Internet as a City

Internet as a City was a workshop that we (Foreign Objects) ran as part of the 2018 Decentralised Web Summit in San Francisco. In it, we used metaphors from architecture and urbanism to explore decentralisation, thinking about the use and misuse of rules and spaces, and decision making about networks. The workshop was developed – in part – as a response to what we saw at the time as being an extremely ‘modernist’ and rigid approach to protocol and governance in certain parts of the decentralised web community; the idea that somehow you could define a set of rules that would absolutely goven peoples’ behavior towards a space, platform or resource.

IAAC was our first major project together as a collective, and involved flying with 300 flatpacked cardboard boxes from boston to san francisco (really testing out the delta airlines ‘volume based’ luggage dimension policy).

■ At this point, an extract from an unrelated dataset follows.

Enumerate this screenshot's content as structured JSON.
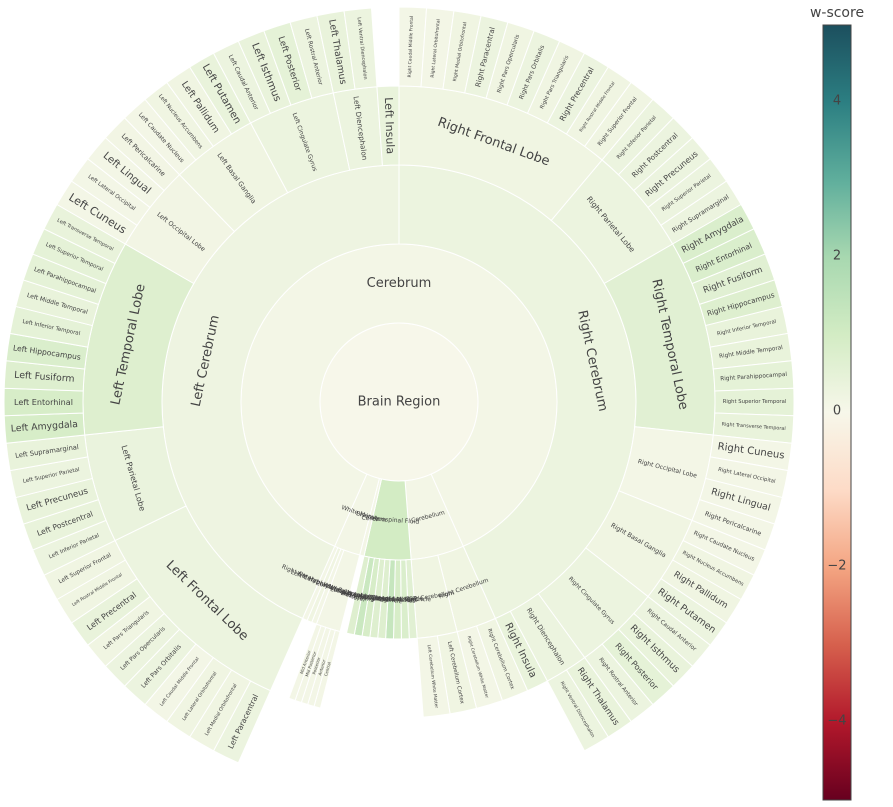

In the warmup exercises, we explored different analogies between cities and networks – thinking about routes one might take walking or browsing, drawing parallels between different internet policies and their urban equivalents, e.g. what does gentrification look like online? For example, Haussman’s surveillance-friendly boulevards in 19th-century Paris vs. national web firewalls are both ways of mediating and observing ‘traffic’.

In the second half, we got participants to work together to construct ‘cities’ from a set of cardboard primitives that manifested a kind of network protocol. Everyone was given a particular part to role-play (ISP Landlord, Social Network Tenant), and at the end we discussed how those interests had shaped the resultant network-cities. (then, at the very end, everyone got to make a big pile out of all the blocks).